Firmographic and financial data
Data density supporting KYB and compliance workflows.
| Datapoint | Coverage |
|---|
| Description | 94.1% |
| longDescription | 95% |
| Social Links | 86.5% |
| Country | 77.1% |
| City | 76% |
| Kind | 71% |
| Founded year | 66.8% |
| Employees Count | 79.3% |
| ISIN | 32.1% |
| Stock | 31.7% |
Key takeaway: Coverage drops in a predictable way as fields rely more on formal disclosure and public-company status. This is expected in a mixed enterprise and long-tail sample. Financial identifiers remain limited to public companies.
Long-tail distribution
Coverage was measured on a global sample of 397 micro-businesses. These entities were randomly selected from Google Maps across a diverse set of cities and regions (without filtering for brand maturity, technical sophistication, or even the presence of a working domain).
The sample spans 16 cities worldwide, including Europe, North America, Latin America, Africa, the Middle East, and Asia (e.g., Lausanne, Rotterdam, London, Barcelona, Tashkent, Dubai, Hanoi, Fukuoka, Dallas, New York, Nagpur, Accra, Lima, Cali, Durban).
This dataset is designed to test performance at the extreme long tail: local, non-tech, offline-first businesses that may lack a formal brand, a maintained website, or any structured public footprint. It represents a lower bound on expected coverage.
Core attributes
Core attributes used to identify and resolve merchant entities.
| Datapoint | Coverage |
|---|
| Logo (Any) | 85.9% |
| Logo (Dark) | 65.7% |
| Icon (Any) | 58.4% |
| Logo (Light) | 20.4% |
| Symbols | 0.76% |
| Colors | 79.6% |
| Banner | 36.3% |
Key takeaway: Even at the extreme long tail, 70–82% of merchants still expose at least one core identity signal. When coverage is lower (for example, for symbols), this reflects a weak or immature public footprint, which is itself a meaningful signal.
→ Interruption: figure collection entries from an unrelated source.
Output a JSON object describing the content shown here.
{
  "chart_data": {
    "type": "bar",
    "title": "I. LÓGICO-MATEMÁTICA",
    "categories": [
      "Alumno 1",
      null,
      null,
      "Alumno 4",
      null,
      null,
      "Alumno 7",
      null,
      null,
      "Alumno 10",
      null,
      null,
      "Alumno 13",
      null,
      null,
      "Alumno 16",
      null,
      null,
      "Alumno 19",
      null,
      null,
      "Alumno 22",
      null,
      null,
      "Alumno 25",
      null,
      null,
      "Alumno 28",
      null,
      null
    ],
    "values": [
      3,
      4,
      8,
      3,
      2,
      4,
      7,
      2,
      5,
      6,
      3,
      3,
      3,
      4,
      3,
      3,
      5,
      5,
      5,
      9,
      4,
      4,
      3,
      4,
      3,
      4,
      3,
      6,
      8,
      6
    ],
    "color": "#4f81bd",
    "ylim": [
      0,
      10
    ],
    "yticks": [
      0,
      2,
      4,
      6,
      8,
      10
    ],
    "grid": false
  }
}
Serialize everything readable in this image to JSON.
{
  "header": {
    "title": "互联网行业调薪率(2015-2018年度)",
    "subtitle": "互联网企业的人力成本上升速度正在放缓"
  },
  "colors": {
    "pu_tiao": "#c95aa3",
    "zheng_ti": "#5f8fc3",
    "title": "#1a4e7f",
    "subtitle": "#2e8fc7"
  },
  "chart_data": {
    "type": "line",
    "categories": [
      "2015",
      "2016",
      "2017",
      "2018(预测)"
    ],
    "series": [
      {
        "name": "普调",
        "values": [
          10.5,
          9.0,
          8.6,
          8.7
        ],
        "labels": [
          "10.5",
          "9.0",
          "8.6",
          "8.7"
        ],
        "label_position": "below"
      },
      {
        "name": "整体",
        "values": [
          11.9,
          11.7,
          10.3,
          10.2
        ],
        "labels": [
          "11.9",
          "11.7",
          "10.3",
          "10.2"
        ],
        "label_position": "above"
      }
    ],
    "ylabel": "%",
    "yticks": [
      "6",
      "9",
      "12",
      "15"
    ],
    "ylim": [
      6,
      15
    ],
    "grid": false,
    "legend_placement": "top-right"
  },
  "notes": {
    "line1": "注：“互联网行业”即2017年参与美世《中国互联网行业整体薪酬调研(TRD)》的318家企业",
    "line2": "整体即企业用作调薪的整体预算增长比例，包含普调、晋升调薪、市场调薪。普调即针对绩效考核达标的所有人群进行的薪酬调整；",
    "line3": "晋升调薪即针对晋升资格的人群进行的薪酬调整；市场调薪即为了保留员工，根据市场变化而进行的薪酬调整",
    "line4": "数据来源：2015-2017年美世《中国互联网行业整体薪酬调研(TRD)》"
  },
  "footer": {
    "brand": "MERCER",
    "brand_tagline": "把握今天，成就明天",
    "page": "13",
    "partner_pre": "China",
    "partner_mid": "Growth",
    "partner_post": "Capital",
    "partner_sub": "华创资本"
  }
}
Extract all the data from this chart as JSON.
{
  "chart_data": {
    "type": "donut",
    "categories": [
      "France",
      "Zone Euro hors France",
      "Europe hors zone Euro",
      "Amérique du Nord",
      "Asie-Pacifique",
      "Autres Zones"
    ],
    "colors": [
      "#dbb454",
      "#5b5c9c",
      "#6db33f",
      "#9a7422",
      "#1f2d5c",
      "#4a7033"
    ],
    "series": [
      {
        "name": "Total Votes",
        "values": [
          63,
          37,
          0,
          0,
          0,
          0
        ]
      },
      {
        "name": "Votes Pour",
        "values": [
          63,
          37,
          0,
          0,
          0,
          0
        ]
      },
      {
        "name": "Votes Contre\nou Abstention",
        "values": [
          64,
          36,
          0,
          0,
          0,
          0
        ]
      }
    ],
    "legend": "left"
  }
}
Firmographic and financial data
Data density supporting KYB and compliance workflows.
| Datapoint | Coverage |
|---|
| Description | 80.6% |
| longDescription | 88.9% |
| Social Links | 70.0% |
| Country | 35.8% |
| City | 34.5% |
| Kind | 34.0% |
| Founded year | 27.7% |
| Employees Count | 36.5% |
Key takeaway: Given that these are random micro-businesses with very little formal data, this level of coverage is strong. With ~70–80% descriptive and social signals, most businesses still expose enough digital surface to allow identity resolution, even when traditional firmographics are missing.